CINQUENTA E UM
Rachel viu o homem com a pipa descer do meio-fio. Cuidado com o trânsito, cara. Isso aí não é uma faixa de pedestres.
Ele virou a cabeça na direção dela.
Era Connor Whitby.
Estava olhando direto para ela, mas parecia que o carro de Rachel era invisível, como se ela não existisse, como se fosse completamente irrelevante para ele, como se ele tivesse a escolha de incomodá-la e obrigá-la a diminuir a velocidade se assim quisesse. Ele atravessou a rua depressa, alegre, com certeza absoluta de que ela iria parar. Uma rajada de vento soprou, fazendo a pipa girar de modo preguiçoso.
O pé de Rachel deixou o pedal do acelerador e pairou acima do freio.
Então caiu de novo no acelerador como um tijolo.
* * *
Não aconteceu em câmera lenta. Foi tudo num instante.
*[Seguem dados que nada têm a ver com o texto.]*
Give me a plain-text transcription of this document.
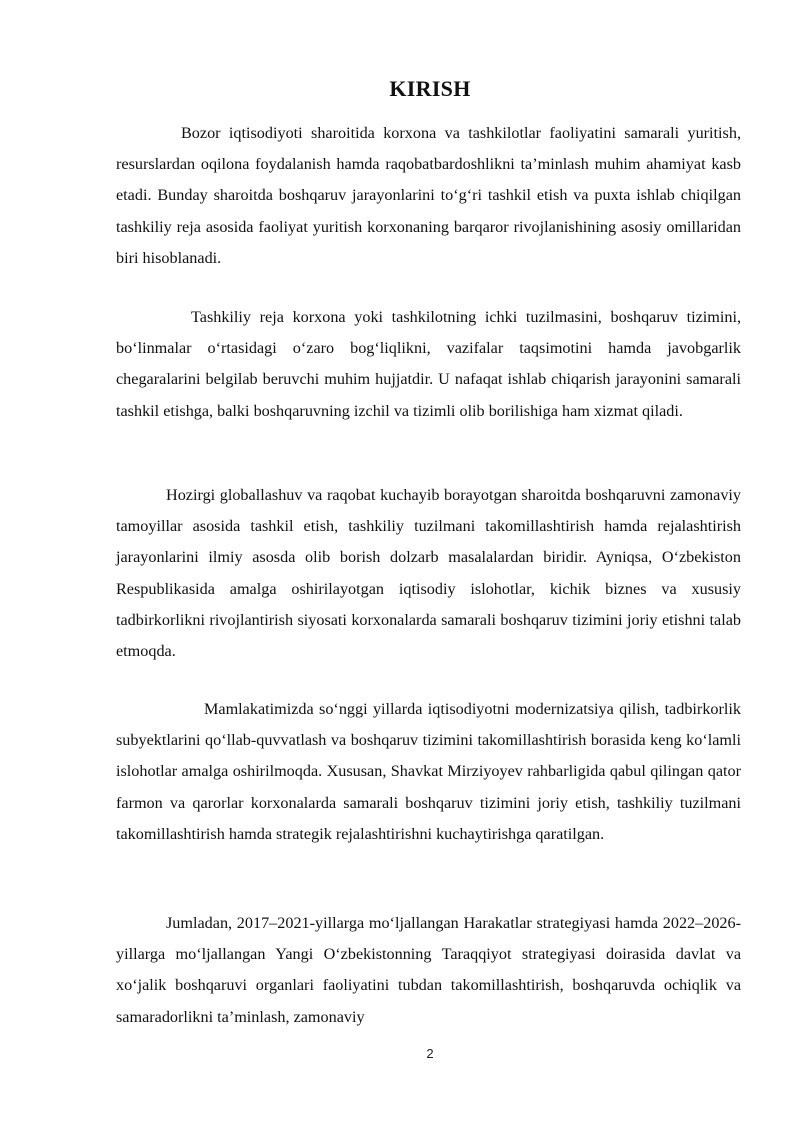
KIRISH

Bozor iqtisodiyoti sharoitida korxona va tashkilotlar faoliyatini samarali yuritish, resurslardan oqilona foydalanish hamda raqobatbardoshlikni ta’minlash muhim ahamiyat kasb etadi. Bunday sharoitda boshqaruv jarayonlarini to‘g‘ri tashkil etish va puxta ishlab chiqilgan tashkiliy reja asosida faoliyat yuritish korxonaning barqaror rivojlanishining asosiy omillaridan biri hisoblanadi.

Tashkiliy reja korxona yoki tashkilotning ichki tuzilmasini, boshqaruv tizimini, bo‘linmalar o‘rtasidagi o‘zaro bog‘liqlikni, vazifalar taqsimotini hamda javobgarlik chegaralarini belgilab beruvchi muhim hujjatdir. U nafaqat ishlab chiqarish jarayonini samarali tashkil etishga, balki boshqaruvning izchil va tizimli olib borilishiga ham xizmat qiladi.

Hozirgi globallashuv va raqobat kuchayib borayotgan sharoitda boshqaruvni zamonaviy tamoyillar asosida tashkil etish, tashkiliy tuzilmani takomillashtirish hamda rejalashtirish jarayonlarini ilmiy asosda olib borish dolzarb masalalardan biridir. Ayniqsa, O‘zbekiston Respublikasida amalga oshirilayotgan iqtisodiy islohotlar, kichik biznes va xususiy tadbirkorlikni rivojlantirish siyosati korxonalarda samarali boshqaruv tizimini joriy etishni talab etmoqda.

Mamlakatimizda so‘nggi yillarda iqtisodiyotni modernizatsiya qilish, tadbirkorlik subyektlarini qo‘llab-quvvatlash va boshqaruv tizimini takomillashtirish borasida keng ko‘lamli islohotlar amalga oshirilmoqda. Xususan, Shavkat Mirziyoyev rahbarligida qabul qilingan qator farmon va qarorlar korxonalarda samarali boshqaruv tizimini joriy etish, tashkiliy tuzilmani takomillashtirish hamda strategik rejalashtirishni kuchaytirishga qaratilgan.

Jumladan, 2017–2021-yillarga mo‘ljallangan Harakatlar strategiyasi hamda 2022–2026-yillarga mo‘ljallangan Yangi O‘zbekistonning Taraqqiyot strategiyasi doirasida davlat va xo‘jalik boshqaruvi organlari faoliyatini tubdan takomillashtirish, boshqaruvda ochiqlik va samaradorlikni ta’minlash, zamonaviy

2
Não havia carro algum. A rua estava vazia. E então, do nada, surgiu um carro. Um veículo azul pequeno. Mais tarde, John-Paul iria dizer que sabia que tinha um carro vindo atrás deles, mas, para Cecilia, ele simplesmente se materializou do nada.
Sem carro. Carro.
O pequeno veículo azul parecia uma bala. Não tanto pela velocidade, mas porque dava a impressão de estar numa trajetória irrefreável, como se tivesse sido lançado por alguma coisa.
Cecilia viu Connor Whitby correr. Como um homem numa cena de filme de ação, pulando de um prédio para outro.
Um segundo depois, Polly foi com a bicicleta direto para a frente do carro e desapareceu debaixo dele.
Os barulhos foram baixos. Um baque. Um som metálico. O guincho longo e agudo dos freios.
E então o silêncio. Normalidade. O canto de um pássaro.
Cecilia não sentiu nada além de confusão. O que tinha acabado de acontecer?
Ouviu passos pesados e se virou para ver John-Paul correndo. Ele passou direto por ela. Esther gritava. Sem parar. Um som feio, terrível. Pare com isso, Esther, pensou Cecilia.
Isabel agarrou o braço da mãe.
— O carro pegou Polly!
Um abismo se abriu em seu peito.
Ela se livrou da mão de Isabel e correu.
* * *
Uma garotinha. Uma garotinha de bicicleta.
Rachel continuava com as mãos no volante. Seu pé ainda pisava com força no freio. O pedal estava tão fundo que encostava no chão do carro.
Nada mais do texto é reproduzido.